Hidup tak selalu memberinya pilihan. Upahnya sebagai buruh tani tak pernah bisa ditebak: kadang cukup untuk membeli beras, kadang hanya cukup untuk membeli diam. Di wajahnya yang legam oleh matahari, tersimpan lelah yang lama tak diakui. Ia ingin lebih dari sekadar bertahan. Tapi bagaimana caranya? Dunia tak pernah benar-benar mengajari mereka yang lahir tanpa peta dan kompas.

Namun, perubahan sering datang tanpa suara. Ia tidak membawa guntur atau peluru. Ia datang dalam bentuk kehadiran yang peduli, dalam bentuk pendampingan, bimbingan, dan keyakinan kecil yang ditanam perlahan.
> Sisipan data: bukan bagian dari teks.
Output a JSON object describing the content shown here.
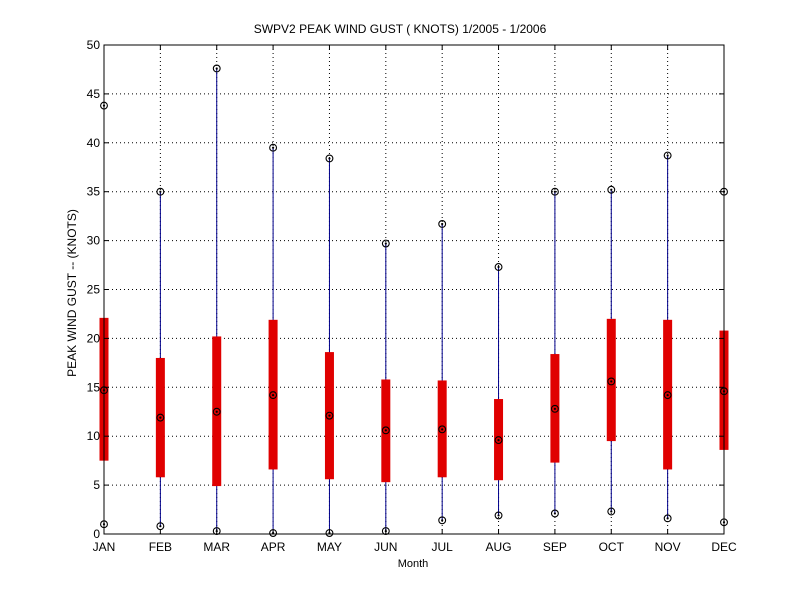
{
  "chart_data": {
    "type": "box",
    "title": "SWPV2  PEAK WIND GUST ( KNOTS) 1/2005 - 1/2006",
    "xlabel": "Month",
    "ylabel": "PEAK WIND GUST -- (KNOTS)",
    "ylim": [
      0,
      50
    ],
    "yticks": [
      0,
      5,
      10,
      15,
      20,
      25,
      30,
      35,
      40,
      45,
      50
    ],
    "grid": true,
    "categories": [
      "JAN",
      "FEB",
      "MAR",
      "APR",
      "MAY",
      "JUN",
      "JUL",
      "AUG",
      "SEP",
      "OCT",
      "NOV",
      "DEC"
    ],
    "series": [
      {
        "min": [
          1.0,
          0.8,
          0.3,
          0.1,
          0.1,
          0.3,
          1.4,
          1.9,
          2.1,
          2.3,
          1.6,
          1.2
        ],
        "q1": [
          7.5,
          5.8,
          4.9,
          6.6,
          5.6,
          5.3,
          5.8,
          5.5,
          7.3,
          9.5,
          6.6,
          8.6
        ],
        "median": [
          14.7,
          11.9,
          12.5,
          14.2,
          12.1,
          10.6,
          10.7,
          9.6,
          12.8,
          15.6,
          14.2,
          14.6
        ],
        "q3": [
          22.1,
          18.0,
          20.2,
          21.9,
          18.6,
          15.8,
          15.7,
          13.8,
          18.4,
          22.0,
          21.9,
          20.8
        ],
        "max": [
          43.8,
          35.0,
          47.6,
          39.5,
          38.4,
          29.7,
          31.7,
          27.3,
          35.0,
          35.2,
          38.7,
          35.0
        ]
      }
    ],
    "colors": {
      "whisker": "#00008b",
      "box": "#e00000",
      "marker": "#000000",
      "grid": "#000000",
      "axis": "#000000"
    }
  }
}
Di bawah sayap Kelompok Swadaya Masyarakat (KSM) Haurngombong Gemilang, melalui tangan-tangan sabar LAZ Al Azhar, Dede mengenal cara baru untuk melihat hidup. Bukan lagi sebagai padang tandus yang harus ditaklukkan, melainkan sebagai tanah subur yang bisa ditanami harapan.

Satu program sederhana, bernama Dapur Hidup, mengubah cara pandangnya. Dari pekarangan rumah yang dulu gersang, ia dan istrinya, Maryati, menanam kembali mimpi yang lama terkubur. Cabai, tomat, kangkung, bayam, dan daun bawang tumbuh berdampingan seperti menunjukkan harapan baru dalam hidup.

Tak hanya memanen sayur, Dede memanen keyakinan: bahwa hidup bisa digerakkan dari rumah, dari niat, dari tanah sekepal di bawah kaki.

Yang mereka lakukan bukan hanya menanam, tapi juga membebaskan diri dari ketergantungan, dari ketakutan, dari kekurangan yang selama ini membelenggu. Maryati menyulap bahan organik yang ada disekitar rumah menjadi pupuk dan pestisida nabati. Sistem budidaya sayuran yang diterapkan adalah dengan sistem organik. Tercukupinya kebutuhan dapur dari pekarangan membuat Maryati mampu menurunkan angka belanja sehingga uangnya bisa ditabung untuk kebutuhan di masa yang akan datang.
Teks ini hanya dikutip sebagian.